Our seafront plants always suffer in winter. It’s a hostile environment. But our sustainable planting along the seafront is returning to life, with even the somewhat battered ‘palm trees’ by the pier (they’re Cordylines rather than palms) showing signs of new growth. Hastings Pier is preparing for a programme of spring and summer events, and the new kiosk, run by The Source skateboard park, has now opened there. And there’s a new kiosk opening soon, by the historic weather station half way along the upper promenade, with Calypso kayak hire returning beneath at Easter.
Along at the Stade, the Mid-Summer Fish Festival and Seafood & Wine Festival will return, as well as the council’s Stade Saturdays programme of music and live entertainment. Indeed, Hastings has a growing reputation as a ‘music town’, with events from Fat Tuesday week right through the summer, including BBC ‘Introducing’, highlighting new music at the Palace, with live music by upcoming local bands at venues right across the town.
There will be a full programme of visual arts too, including exhibitions at the Jerwood and many other galleries, and of course the Coastal Currents arts festival in September.
Then there’s our established programme of local events, organised and run by local volunteers, many of them funded or supported by the council. So once again Hastings will be the stage for Jack-in-the-Green, Carnival, Bonfire, the Trolley Bus show, the Classic Car Show, and many more.
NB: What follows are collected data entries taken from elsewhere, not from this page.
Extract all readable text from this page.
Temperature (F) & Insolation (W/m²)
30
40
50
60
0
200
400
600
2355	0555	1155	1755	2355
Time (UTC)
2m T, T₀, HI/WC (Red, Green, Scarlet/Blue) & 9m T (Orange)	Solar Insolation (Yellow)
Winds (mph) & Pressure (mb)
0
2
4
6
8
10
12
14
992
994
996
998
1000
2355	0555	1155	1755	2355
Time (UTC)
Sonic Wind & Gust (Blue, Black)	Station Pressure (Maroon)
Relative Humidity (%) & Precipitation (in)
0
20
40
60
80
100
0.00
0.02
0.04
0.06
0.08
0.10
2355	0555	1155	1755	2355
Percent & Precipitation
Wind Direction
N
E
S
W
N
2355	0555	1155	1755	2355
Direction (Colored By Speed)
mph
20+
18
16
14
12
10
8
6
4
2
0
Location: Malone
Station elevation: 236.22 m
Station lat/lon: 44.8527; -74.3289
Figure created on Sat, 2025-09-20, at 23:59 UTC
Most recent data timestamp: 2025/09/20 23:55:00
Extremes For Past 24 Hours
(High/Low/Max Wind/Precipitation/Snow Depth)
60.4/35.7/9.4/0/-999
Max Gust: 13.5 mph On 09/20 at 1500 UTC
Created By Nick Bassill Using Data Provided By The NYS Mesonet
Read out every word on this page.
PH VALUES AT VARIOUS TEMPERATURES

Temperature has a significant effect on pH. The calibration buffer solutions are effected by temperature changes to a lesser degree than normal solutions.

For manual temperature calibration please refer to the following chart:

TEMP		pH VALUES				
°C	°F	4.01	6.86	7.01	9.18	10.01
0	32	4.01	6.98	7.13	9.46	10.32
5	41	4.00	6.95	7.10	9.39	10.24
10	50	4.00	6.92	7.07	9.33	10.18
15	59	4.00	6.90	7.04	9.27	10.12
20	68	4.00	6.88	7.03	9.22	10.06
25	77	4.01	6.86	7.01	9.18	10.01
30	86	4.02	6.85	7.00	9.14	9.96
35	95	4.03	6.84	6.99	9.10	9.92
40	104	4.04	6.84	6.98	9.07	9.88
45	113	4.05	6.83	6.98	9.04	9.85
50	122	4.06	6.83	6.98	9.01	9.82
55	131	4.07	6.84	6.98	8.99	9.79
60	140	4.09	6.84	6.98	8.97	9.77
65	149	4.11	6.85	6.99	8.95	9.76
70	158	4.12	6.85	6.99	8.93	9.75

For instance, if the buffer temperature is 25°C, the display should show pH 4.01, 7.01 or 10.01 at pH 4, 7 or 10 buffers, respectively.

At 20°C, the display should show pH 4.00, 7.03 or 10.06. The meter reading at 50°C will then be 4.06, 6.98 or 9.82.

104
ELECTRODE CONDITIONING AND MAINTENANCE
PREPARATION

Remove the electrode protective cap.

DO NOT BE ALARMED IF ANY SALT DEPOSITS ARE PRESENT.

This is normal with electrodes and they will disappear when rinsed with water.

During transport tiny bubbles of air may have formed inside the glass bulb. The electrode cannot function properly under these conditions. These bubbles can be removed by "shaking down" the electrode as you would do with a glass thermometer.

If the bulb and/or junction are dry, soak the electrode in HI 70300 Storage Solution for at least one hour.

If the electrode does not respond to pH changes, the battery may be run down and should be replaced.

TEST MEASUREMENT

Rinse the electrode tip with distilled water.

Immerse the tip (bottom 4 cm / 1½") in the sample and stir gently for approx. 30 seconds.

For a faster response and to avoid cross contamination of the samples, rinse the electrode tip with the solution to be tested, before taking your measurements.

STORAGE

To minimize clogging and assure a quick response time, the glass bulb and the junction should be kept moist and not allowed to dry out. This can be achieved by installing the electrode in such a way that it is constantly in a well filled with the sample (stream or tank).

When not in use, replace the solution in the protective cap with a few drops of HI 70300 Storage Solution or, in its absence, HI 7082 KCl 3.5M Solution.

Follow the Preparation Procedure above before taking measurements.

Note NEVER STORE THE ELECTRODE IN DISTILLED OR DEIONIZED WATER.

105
And we have a fabulous variety of cultural assets, from historic buildings at Hastings Castle, Marine Court, Pelham Crescent and Burton St Leonards, to our atmospheric and evocative parks and open spaces.
But there’s plenty more we need to do. We need more overnight tourist accommodation so visitors can stay longer. More ‘boutique’ hotels are opening, which is good, but we need in particular small, high-quality self-catering accommodation. The council is considering possible sites for ‘glamping’ pods (small self-contained, self-catering chalets), but we need more. And we haven’t forgotten the seafront mini-tram … with so much going on right along the seafront, that becomes much easier to fund.
While tourism, linked to the cultural regeneration programme, is critically important to the town’s economy, we mustn’t forget those who live here too, especially in those Hastings neighbourhoods that suffer some of the worst deprivation in the country. We need to involve them, to make sure all that Hastings has to offer is available to them too. We need to break the cycles of unemployment and poverty. Linking cultural regeneration to other initiatives aimed at improving education, health, and skills in the most deprived neighbourhoods can help.
So I’m pleased that despite huge cuts in our government funding, we’ve been able to maintain our support for a significant programme of events and activities, and will still be driving forward our cultural regeneration strategy. Cuts to public services, Brexit, and an uncertain economic future make it hard to plan. But with partners in the public, private and community sectors, we’ll do all we can to keep Hastings special, to promote its vibrancy, its creativity, and its eccentricity. And we’ll do all we can to make sure the rest of the world knows about it!